Lumbar spinal statics in the sagittal plane
In the sagittal plane, we often speak of ‘normal’
curvatures; these are generally held to be the convex cervical curve (lordosis), concave thoracic curve (kyphosis), convex lumbar curve (lordosis), and concave sacral curve (kyphosis).
Sollmann & Breitenbach (1961) demonstrated on the basis of 1000 X-ray films in the sagittal plane that there is no such thing as a general norm; at best we can speak of an ‘individual norm.’ They do not, however, lay down any criteria for this kind of norm.
Cramer (1958) showed, on the basis of 150 measurements of the lumbar spine with the subject standing, that there is a constant correlation between the tilt of L5 and that of T12, and more important still, that the T12 vertebra lies an average of 4
cm dorsally to L5. The results of our own study (Lewit 1973) gave complete confirmation of Cramer’s findings and also showed that the plumb line for the head follows a line down from the external acoustic meatus exactly to the navicular bone. We found that the sacral promontory lay an average of 4mm anterior to this plumb line, and the transverse axis of the hip joints 12mm anterior to the plumb line.
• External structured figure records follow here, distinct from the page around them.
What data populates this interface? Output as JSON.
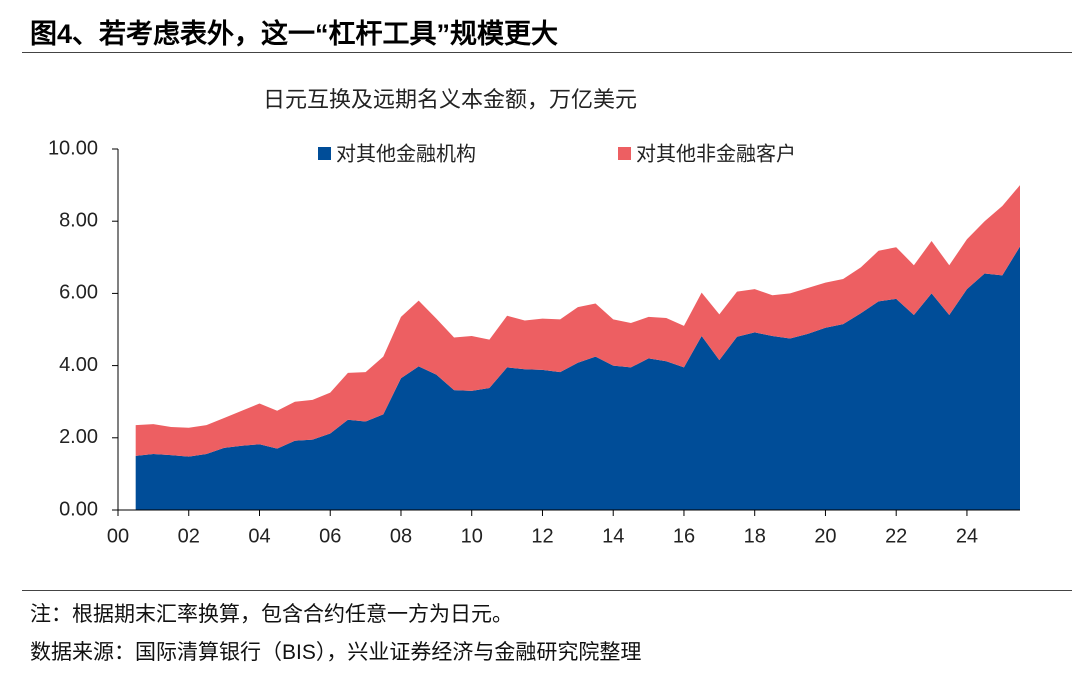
{
  "header": {
    "title": "图4、若考虑表外，这一“杠杆工具”规模更大"
  },
  "chart_data": {
    "type": "stacked-area",
    "title": "日元互换及远期名义本金额，万亿美元",
    "x": [
      0.5,
      1,
      1.5,
      2,
      2.5,
      3,
      3.5,
      4,
      4.5,
      5,
      5.5,
      6,
      6.5,
      7,
      7.5,
      8,
      8.5,
      9,
      9.5,
      10,
      10.5,
      11,
      11.5,
      12,
      12.5,
      13,
      13.5,
      14,
      14.5,
      15,
      15.5,
      16,
      16.5,
      17,
      17.5,
      18,
      18.5,
      19,
      19.5,
      20,
      20.5,
      21,
      21.5,
      22,
      22.5,
      23,
      23.5,
      24,
      24.5,
      25,
      25.5
    ],
    "series": [
      {
        "name": "对其他金融机构",
        "color": "#004d98",
        "values": [
          1.5,
          1.55,
          1.52,
          1.48,
          1.55,
          1.72,
          1.78,
          1.82,
          1.7,
          1.92,
          1.95,
          2.12,
          2.5,
          2.45,
          2.65,
          3.65,
          3.98,
          3.75,
          3.32,
          3.3,
          3.38,
          3.95,
          3.9,
          3.88,
          3.82,
          4.08,
          4.25,
          4.0,
          3.95,
          4.2,
          4.12,
          3.95,
          4.82,
          4.15,
          4.8,
          4.92,
          4.82,
          4.75,
          4.88,
          5.05,
          5.15,
          5.45,
          5.78,
          5.85,
          5.4,
          6.0,
          5.4,
          6.12,
          6.55,
          6.5,
          7.3
        ]
      },
      {
        "name": "对其他非金融客户",
        "color": "#ed5f62",
        "values": [
          0.85,
          0.83,
          0.78,
          0.8,
          0.8,
          0.83,
          0.97,
          1.13,
          1.05,
          1.08,
          1.1,
          1.13,
          1.3,
          1.37,
          1.6,
          1.7,
          1.82,
          1.55,
          1.46,
          1.52,
          1.34,
          1.43,
          1.35,
          1.42,
          1.46,
          1.54,
          1.47,
          1.28,
          1.23,
          1.15,
          1.2,
          1.15,
          1.2,
          1.27,
          1.25,
          1.2,
          1.13,
          1.25,
          1.27,
          1.25,
          1.25,
          1.27,
          1.4,
          1.43,
          1.38,
          1.45,
          1.38,
          1.38,
          1.45,
          1.92,
          1.7
        ]
      }
    ],
    "xlim": [
      0,
      25.5
    ],
    "xticks": [
      {
        "value": 0,
        "label": "00"
      },
      {
        "value": 2,
        "label": "02"
      },
      {
        "value": 4,
        "label": "04"
      },
      {
        "value": 6,
        "label": "06"
      },
      {
        "value": 8,
        "label": "08"
      },
      {
        "value": 10,
        "label": "10"
      },
      {
        "value": 12,
        "label": "12"
      },
      {
        "value": 14,
        "label": "14"
      },
      {
        "value": 16,
        "label": "16"
      },
      {
        "value": 18,
        "label": "18"
      },
      {
        "value": 20,
        "label": "20"
      },
      {
        "value": 22,
        "label": "22"
      },
      {
        "value": 24,
        "label": "24"
      }
    ],
    "ylim": [
      0,
      10
    ],
    "yticks": [
      {
        "value": 0,
        "label": "0.00"
      },
      {
        "value": 2,
        "label": "2.00"
      },
      {
        "value": 4,
        "label": "4.00"
      },
      {
        "value": 6,
        "label": "6.00"
      },
      {
        "value": 8,
        "label": "8.00"
      },
      {
        "value": 10,
        "label": "10.00"
      }
    ],
    "grid": false,
    "legend": "top"
  },
  "notes": [
    "注：根据期末汇率换算，包含合约任意一方为日元。",
    "数据来源：国际清算银行（BIS），兴业证券经济与金融研究院整理"
  ]
}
Deviations from this norm indicate a
disturbance of body statics as a result of lack of muscle coordination. This is most evident in muscle spasm due to acute lumbago or radicular pain, when there is forward-thrust posture (see
Figure 3.9), in which the thoracolumbar junction lies exactly over or ventral to the lumbosacral junction. The reverse is found in ‘flabby’ posture, in which the sacral promontory lies well forward of the plumb line for the head, and T12 lies dorsal to L5 by some distance (see
Figure 3.10).
‘Flabby’ posture is the expression of imbalance of the muscles of the pelvic girdle; it may be the result of weakened abdominal and gluteal muscles, but equally well of hyperactive hip flexors.
The curvature of the lumbar spine is of course also dependent on pelvic tilt which, in turn, varies according to the ‘type’ of pelvis, as is shown in the following section.
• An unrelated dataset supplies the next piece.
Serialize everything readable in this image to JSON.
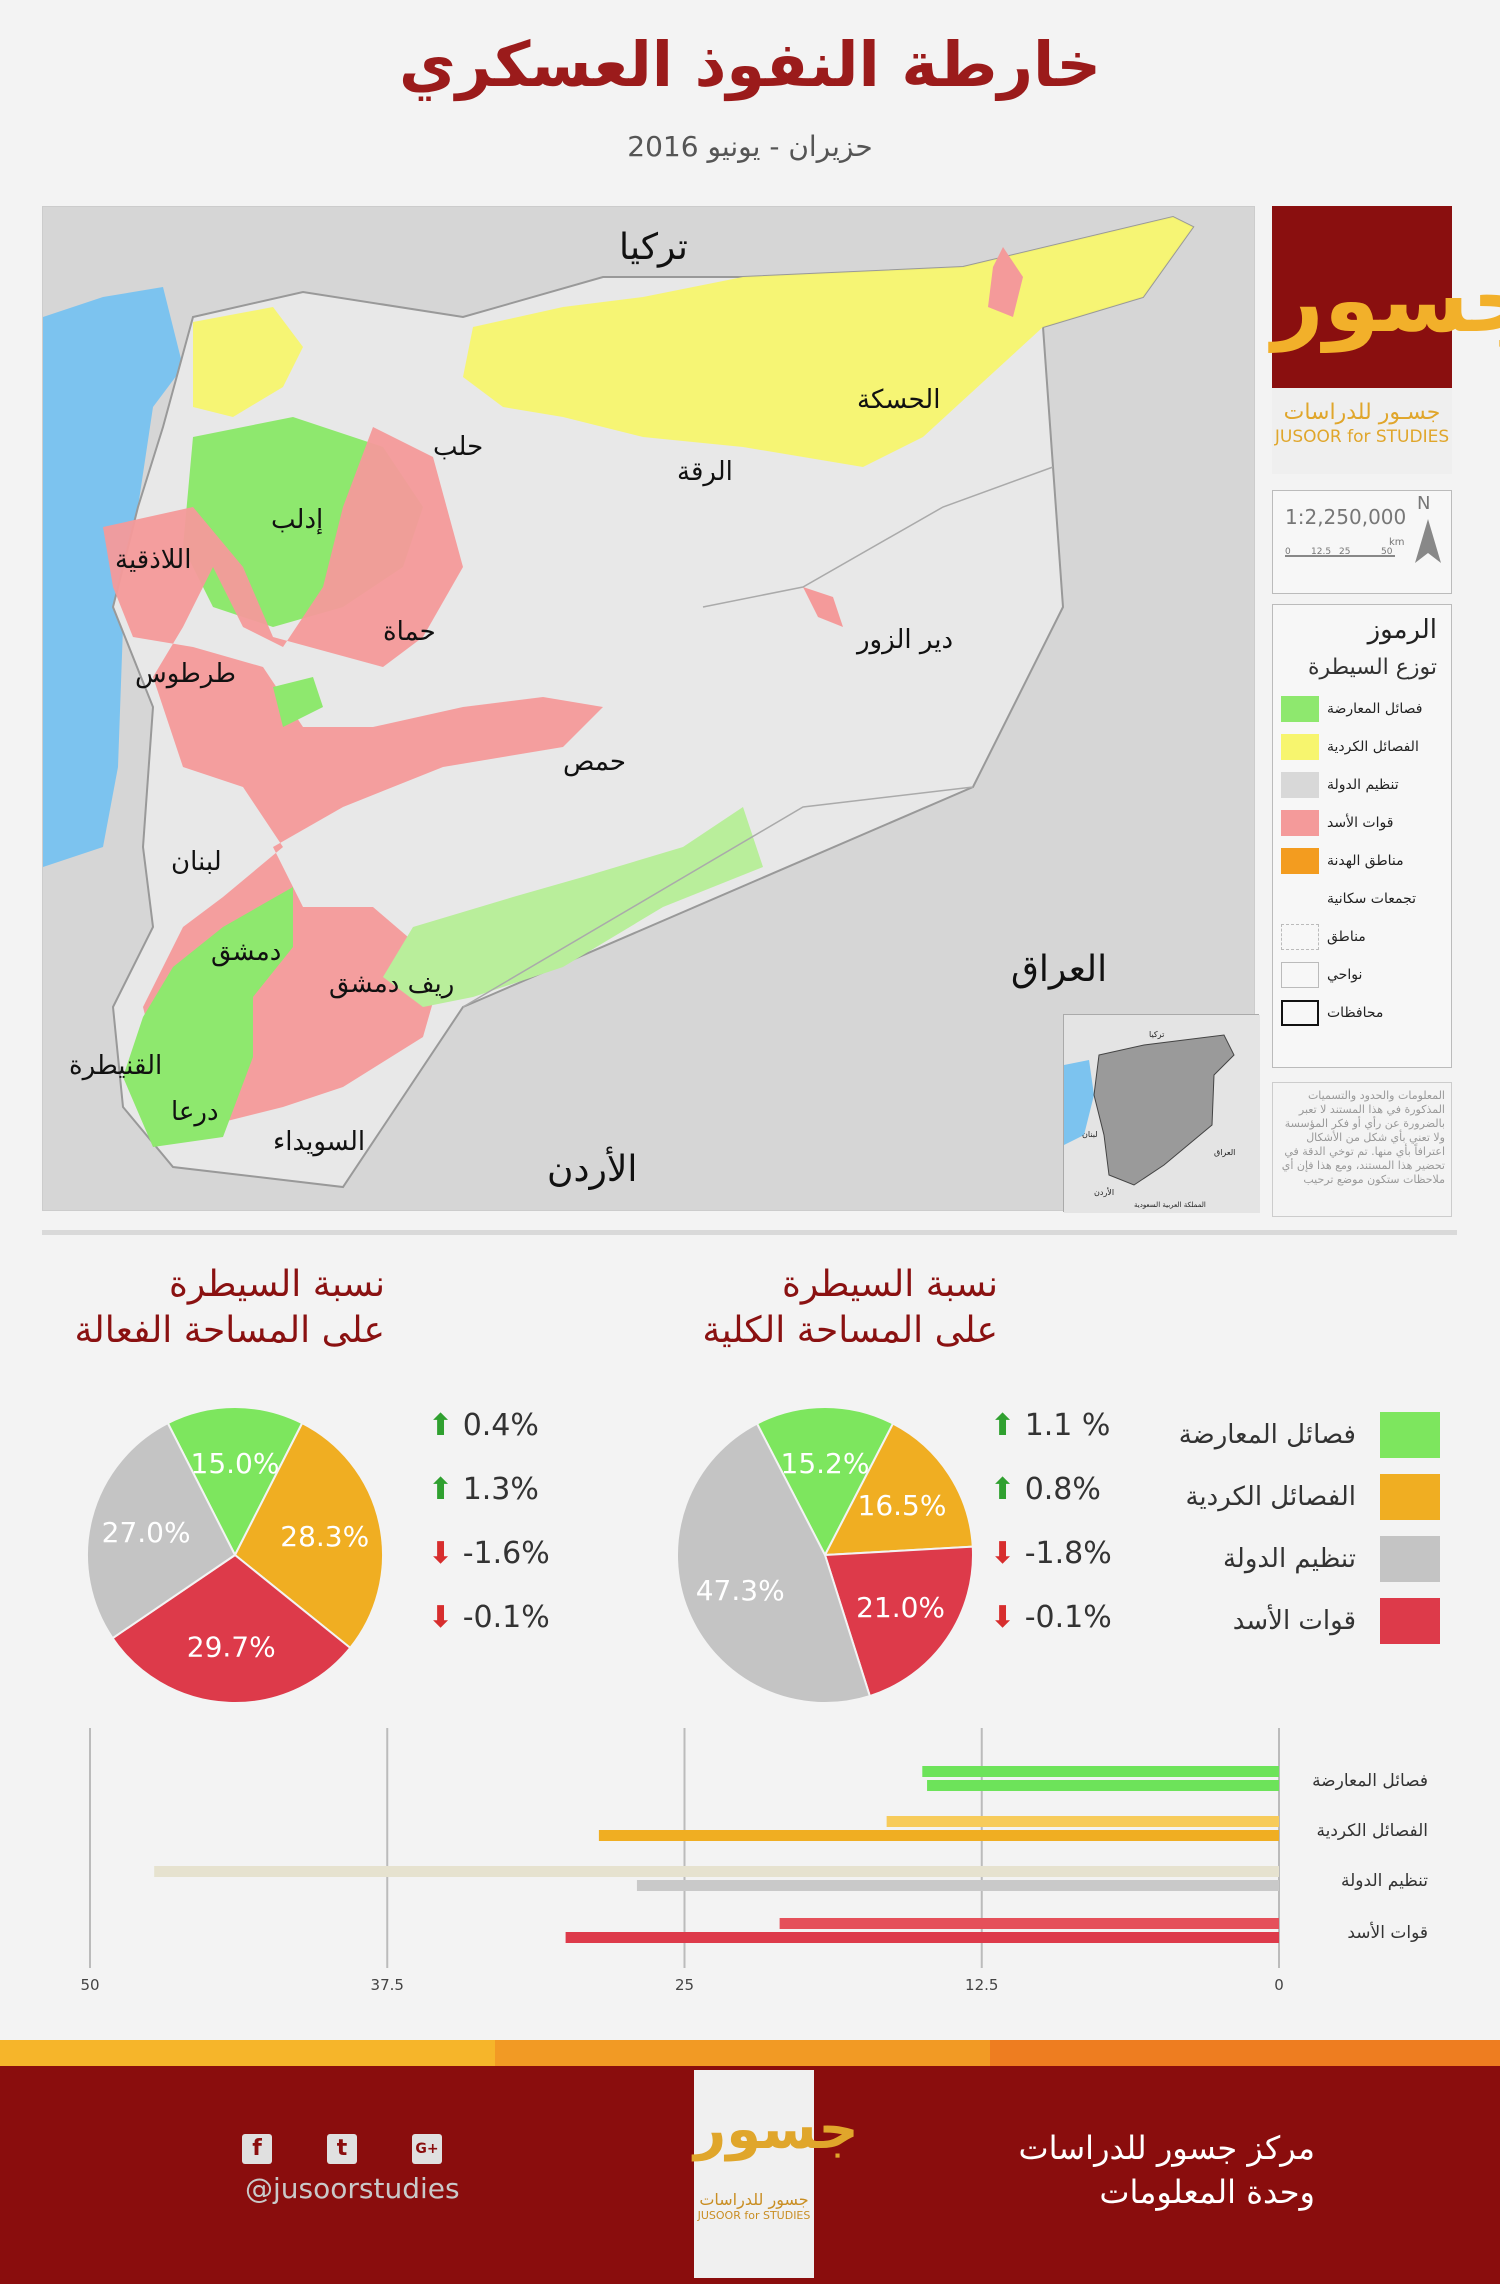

One further point to note is that a slight curvature (a ‘flat’ spine) goes hand in hand with hypermobility and lack of stability, while greater curvature (in both the sagittal and the coronal plane) corresponds to stability and less mobility.
The curvatures of the spine are an expression of static function, and should therefore be interpreted in terms of whether they fulfill this function. In the frontal plane, balance is relatively stable; in the sagittal plane, muscle activity is the determining factor. Curvature of the lumbar spine in the sagittal plane is normal if the thoracolumbar junction is dorsal to the lumbosacral, if there is no forward shifting of the sacral promontory (no more than 8cm in front of the center of the cassette, which is double the average). The position of the thoracolumbar junction vertically above the lumbosacral is also the most important criterion in the frontal plane. If there is obliquity at the base, the normal reaction is scoliosis and rotation of the spinal column (if lordosis is present) and a shift of the pelvis to the higher side.